How client-financial planner relationships are evolving

Recent trends are redefining the way financial planners should approach client relationships.

(Photo: fizkes/Adobe Stock)

The relationship between financial planners and their clients has changed significantly over the past 15 years. That’s according to a Financial Planning Association (FPA) and Allianz Life study detailing emerging trends during that time and how they affect the industry.

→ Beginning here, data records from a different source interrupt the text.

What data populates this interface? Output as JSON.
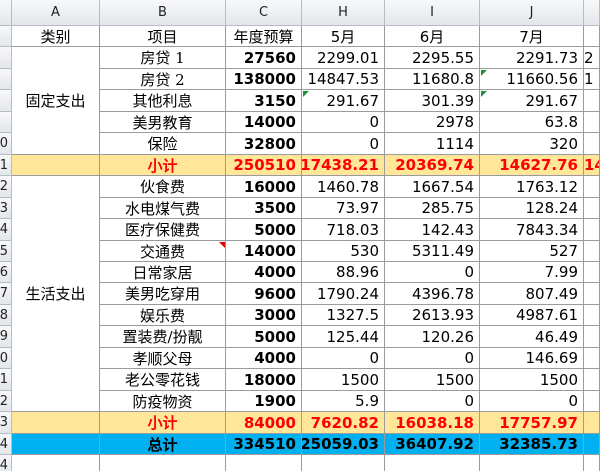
{
  "columns": [
    "",
    "A",
    "B",
    "C",
    "H",
    "I",
    "J",
    ""
  ],
  "row_numbers": [
    "",
    "",
    "",
    "",
    "",
    "0",
    "1",
    "2",
    "3",
    "4",
    "5",
    "6",
    "7",
    "8",
    "9",
    "0",
    "1",
    "2",
    "3",
    "4"
  ],
  "header_row": {
    "category": "类别",
    "item": "项目",
    "budget": "年度预算",
    "m5": "5月",
    "m6": "6月",
    "m7": "7月"
  },
  "categories": {
    "fixed": "固定支出",
    "living": "生活支出"
  },
  "rows": [
    {
      "item": "房贷 1",
      "budget": "27560",
      "m5": "2299.01",
      "m6": "2295.55",
      "m7": "2291.73",
      "extra": "2"
    },
    {
      "item": "房贷 2",
      "budget": "138000",
      "m5": "14847.53",
      "m6": "11680.8",
      "m7": "11660.56",
      "extra": "1"
    },
    {
      "item": "其他利息",
      "budget": "3150",
      "m5": "291.67",
      "m6": "301.39",
      "m7": "291.67",
      "extra": ""
    },
    {
      "item": "美男教育",
      "budget": "14000",
      "m5": "0",
      "m6": "2978",
      "m7": "63.8",
      "extra": ""
    },
    {
      "item": "保险",
      "budget": "32800",
      "m5": "0",
      "m6": "1114",
      "m7": "320",
      "extra": ""
    },
    {
      "item": "小计",
      "budget": "250510",
      "m5": "17438.21",
      "m6": "20369.74",
      "m7": "14627.76",
      "extra": "14"
    },
    {
      "item": "伙食费",
      "budget": "16000",
      "m5": "1460.78",
      "m6": "1667.54",
      "m7": "1763.12",
      "extra": ""
    },
    {
      "item": "水电煤气费",
      "budget": "3500",
      "m5": "73.97",
      "m6": "285.75",
      "m7": "128.24",
      "extra": ""
    },
    {
      "item": "医疗保健费",
      "budget": "5000",
      "m5": "718.03",
      "m6": "142.43",
      "m7": "7843.34",
      "extra": ""
    },
    {
      "item": "交通费",
      "budget": "14000",
      "m5": "530",
      "m6": "5311.49",
      "m7": "527",
      "extra": ""
    },
    {
      "item": "日常家居",
      "budget": "4000",
      "m5": "88.96",
      "m6": "0",
      "m7": "7.99",
      "extra": ""
    },
    {
      "item": "美男吃穿用",
      "budget": "9600",
      "m5": "1790.24",
      "m6": "4396.78",
      "m7": "807.49",
      "extra": ""
    },
    {
      "item": "娱乐费",
      "budget": "3000",
      "m5": "1327.5",
      "m6": "2613.93",
      "m7": "4987.61",
      "extra": ""
    },
    {
      "item": "置装费/扮靓",
      "budget": "5000",
      "m5": "125.44",
      "m6": "120.26",
      "m7": "46.49",
      "extra": ""
    },
    {
      "item": "孝顺父母",
      "budget": "4000",
      "m5": "0",
      "m6": "0",
      "m7": "146.69",
      "extra": ""
    },
    {
      "item": "老公零花钱",
      "budget": "18000",
      "m5": "1500",
      "m6": "1500",
      "m7": "1500",
      "extra": ""
    },
    {
      "item": "防疫物资",
      "budget": "1900",
      "m5": "5.9",
      "m6": "0",
      "m7": "0",
      "extra": ""
    },
    {
      "item": "小计",
      "budget": "84000",
      "m5": "7620.82",
      "m6": "16038.18",
      "m7": "17757.97",
      "extra": ""
    },
    {
      "item": "总计",
      "budget": "334510",
      "m5": "25059.03",
      "m6": "36407.92",
      "m7": "32385.73",
      "extra": ""
    }
  ],
  "colors": {
    "subtotal_fill": "#ffe699",
    "subtotal_text": "#ff0000",
    "total_fill": "#00b0f0",
    "grid": "#9b9b9b"
  }
}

“Financial planning is a highly relational profession, which means this important research is of great consequence to financial planners and their engagement with clients,” FPA President Dennis Moore said.

Among the findings:

Clients want at least some virtual engagements with their planners, even post-pandemic.

Planners need to reevaluate their methods for getting to know and understand their clients.

“Because financial planning is a highly individualized process, a primary goal for financial planners must be conducting a qualitative data gathering process that allows and encourages clients to communicate their values, priorities, hopes and concerns,” said Carol Anderson, president of MQ Research & Education.

Financial planners need more training on recognizing and managing client financial anxiety.

Financial planners may be overconfident. Planners consistently gave themselves higher marks than their clients did for every communication topic category. These results were a complete reversal from the original 2006 study, when clients rated their planners higher than planners rated themselves.

Diversity, equity and inclusion efforts in the financial planning profession are having an impact.